HP quarter beats analyst estimates, but Integrity solutions' profit, sales slide again
November 27, 2013
HP has managed to eke out a penny more than business analysts estimated for its 2013 fourth quarter earnings. These days such a "beat," as the analysts call it, is essential to avoiding a selloff after a report like yesterday's. But the positive news did not extend to the business group which builds and engineers the Unix Integrity servers -- a significant share of the migrated HP 3000 installed base.
More than once during the one-hour report to financial analysts, HP CEO Meg Whitman and her CFO Cathie Lesjak talked about Unix like it's a market whose growth days have been eclipsed by steady erosion of sales and profits. "We have more opportunity to improve our profitability," Whitman said about a quarter where the overall GAAP earnings were 83 cents a share. That's $1.82 billion of profit on sales of $29.1 billion in sales. Revenues declined 1 percent against last year's Q4.

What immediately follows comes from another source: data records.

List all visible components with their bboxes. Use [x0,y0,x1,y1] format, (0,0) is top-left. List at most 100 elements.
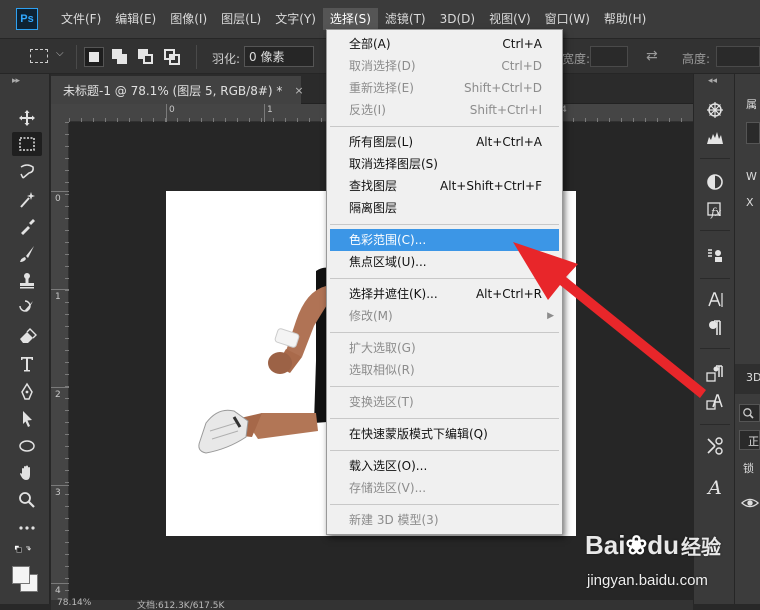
height-label: 高度: [682,52,711,66]
paragraph-styles-icon[interactable] [702,362,728,386]
hand-tool-icon[interactable] [12,461,42,485]
styles-icon[interactable]: fx [702,198,728,222]
ruler-major-tick [264,104,265,122]
menu-file[interactable]: 文件(F) [54,8,108,30]
submenu-arrow-icon: ▶ [547,311,554,321]
width-input[interactable] [590,46,628,67]
select-menu-item[interactable]: 查找图层 Alt+Shift+Ctrl+F [327,175,562,197]
layer-search-icon[interactable] [739,404,760,422]
zoom-tool-icon[interactable] [12,488,42,512]
select-menu-item[interactable]: 取消选择图层(S) [327,153,562,175]
glyphs-icon[interactable]: A [702,476,728,500]
watermark-url: jingyan.baidu.com [587,572,708,589]
height-input[interactable] [716,46,760,67]
width-field-label: W [746,170,757,183]
history-brush-tool-icon[interactable] [12,296,42,320]
feather-input[interactable] [244,46,314,67]
character-icon[interactable] [702,288,728,312]
select-menu-item[interactable]: 反选(I) Shift+Ctrl+I [327,99,562,121]
select-menu-item[interactable]: 变换选区(T) [327,391,562,413]
select-menu-item[interactable]: 扩大选取(G) [327,337,562,359]
divider [76,45,77,69]
libraries-icon[interactable] [702,244,728,268]
adjustments-icon[interactable] [702,170,728,194]
select-menu-item[interactable]: 新建 3D 模型(3) [327,509,562,531]
select-menu-item[interactable]: 修改(M) ▶ [327,305,562,327]
ruler-number: 2 [55,390,61,400]
select-menu-item[interactable]: 色彩范围(C)... [330,229,559,251]
marquee-tool-icon[interactable] [12,132,42,156]
menu-window[interactable]: 窗口(W) [538,8,597,30]
more-tools-icon[interactable] [12,516,42,540]
navigator-icon[interactable] [702,98,728,122]
stamp-tool-icon[interactable] [12,269,42,293]
select-menu-item[interactable]: 重新选择(E) Shift+Ctrl+D [327,77,562,99]
ellipse-tool-icon[interactable] [12,434,42,458]
menu-view[interactable]: 视图(V) [482,8,538,30]
marquee-preset-icon[interactable] [30,49,48,63]
lasso-tool-icon[interactable] [12,160,42,184]
intersect-selection-button[interactable] [162,47,182,67]
select-menu-item[interactable]: 所有图层(L) Alt+Ctrl+A [327,131,562,153]
pen-tool-icon[interactable] [12,380,42,404]
select-menu-item[interactable]: 选取相似(R) [327,359,562,381]
menu-filter[interactable]: 滤镜(T) [378,8,433,30]
select-menu-item[interactable]: 在快速蒙版模式下编辑(Q) [327,423,562,445]
select-menu-dropdown: 全部(A) Ctrl+A 取消选择(D) Ctrl+D 重新选择(E) Shift+Ctr… [326,29,563,535]
move-tool-icon[interactable] [12,106,42,130]
ruler-number: 3 [55,488,61,498]
close-icon[interactable]: × [294,84,303,97]
menu-item-label: 色彩范围(C)... [349,233,427,247]
blend-mode-select[interactable]: 正 [739,430,760,450]
divider [700,424,730,425]
menu-3d[interactable]: 3D(D) [433,8,482,30]
tool-presets-icon[interactable] [702,434,728,458]
default-colors-icon[interactable] [10,542,36,558]
zoom-level[interactable]: 78.14% [57,598,91,608]
color-swatches[interactable] [12,566,38,592]
menu-separator [330,224,559,225]
foreground-color-swatch[interactable] [12,566,30,584]
collapse-toolbar-icon[interactable]: ▸▸ [12,76,20,86]
menu-help[interactable]: 帮助(H) [597,8,653,30]
new-selection-button[interactable] [84,47,104,67]
layer-thumbnail[interactable] [746,122,760,144]
eraser-tool-icon[interactable] [12,324,42,348]
select-menu-item[interactable]: 载入选区(O)... [327,455,562,477]
collapse-panels-icon[interactable]: ◂◂ [708,76,717,86]
menu-select[interactable]: 选择(S) [322,8,378,30]
select-menu-item[interactable]: 隔离图层 [327,197,562,219]
menu-item-shortcut: Alt+Ctrl+R [475,287,542,301]
select-menu-item[interactable]: 存储选区(V)... [327,477,562,499]
eyedropper-tool-icon[interactable] [12,215,42,239]
select-menu-item[interactable]: 取消选择(D) Ctrl+D [327,55,562,77]
menu-item-label: 反选(I) [349,103,386,117]
path-selection-tool-icon[interactable] [12,407,42,431]
menu-separator [330,126,559,127]
paragraph-icon[interactable] [702,316,728,340]
3d-panel-title[interactable]: 3D [746,371,760,384]
swap-icon[interactable]: ⇄ [646,48,658,64]
visibility-eye-icon[interactable] [740,494,760,514]
select-menu-item[interactable]: 焦点区域(U)... [327,251,562,273]
menu-layer[interactable]: 图层(L) [214,8,268,30]
histogram-icon[interactable] [702,126,728,150]
subtract-from-selection-button[interactable] [136,47,156,67]
menu-image[interactable]: 图像(I) [163,8,214,30]
photoshop-logo-icon[interactable]: Ps [16,8,38,30]
brush-tool-icon[interactable] [12,242,42,266]
properties-panel: 属 W X 3D 正 锁 [735,74,760,604]
select-menu-item[interactable]: 全部(A) Ctrl+A [327,33,562,55]
document-tab[interactable]: 未标题-1 @ 78.1% (图层 5, RGB/8#) * × [51,76,304,104]
add-to-selection-button[interactable] [110,47,130,67]
menu-type[interactable]: 文字(Y) [268,8,323,30]
select-menu-item[interactable]: 选择并遮住(K)... Alt+Ctrl+R [327,283,562,305]
preset-dropdown-icon[interactable]: ⌵ [56,48,64,59]
type-tool-icon[interactable] [12,352,42,376]
menu-edit[interactable]: 编辑(E) [108,8,163,30]
magic-wand-tool-icon[interactable] [12,188,42,212]
menu-item-label: 隔离图层 [349,201,398,215]
menu-item-label: 查找图层 [349,179,398,193]
character-styles-icon[interactable] [702,390,728,414]
baidu-logo: Bai❀du 经验 [585,530,722,560]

But R&D, so essential to improving the value of using HP-created environments like HP-UX, has seen its days of growth come to halt, and then decline at the Business Critical Systems unit. Lesjak said the company's year-over-year decline in R&D was a result of "rationalization in Business Critical Systems." In particular, the company's Unix products and business can't justify R&D of prior quarters and fiscal years.
As you look at the year-over-year declines in R&D, that was really driven by two primary things. One is the rationalization of R&D, specifically in the Enterprise Group's Business Critical Systems -- so we really align the R&D investment in that space with the long-term business realities of the Unix market. We did get some of what we call R&D value-added tax subsidy credits that came through. Those basically offset some of the R&D expense.
Business Critical Systems revenue declined 17 percent in the quarter to $334 million, due to "a declining Unix market." On the current run rate, BCS represents 1 percent of HP sales. And BCS sales have been dropping between 15 and 30 percent for every quarter for more than six quarters. HP posted an increase in its enterprise systems business overall, mostly on increased sales of the Linux and Windows systems in its Industry Standard Servers unit.
HP said it expects "continued traction in converged storage, networking, and converged infrastructure," for its enterprise business. But somehow, as the entire Unix market shrinks, HP said it's maintaining market share in that space. R&D at BCS will not be part of HP's planned growth for research and development in 2014, though.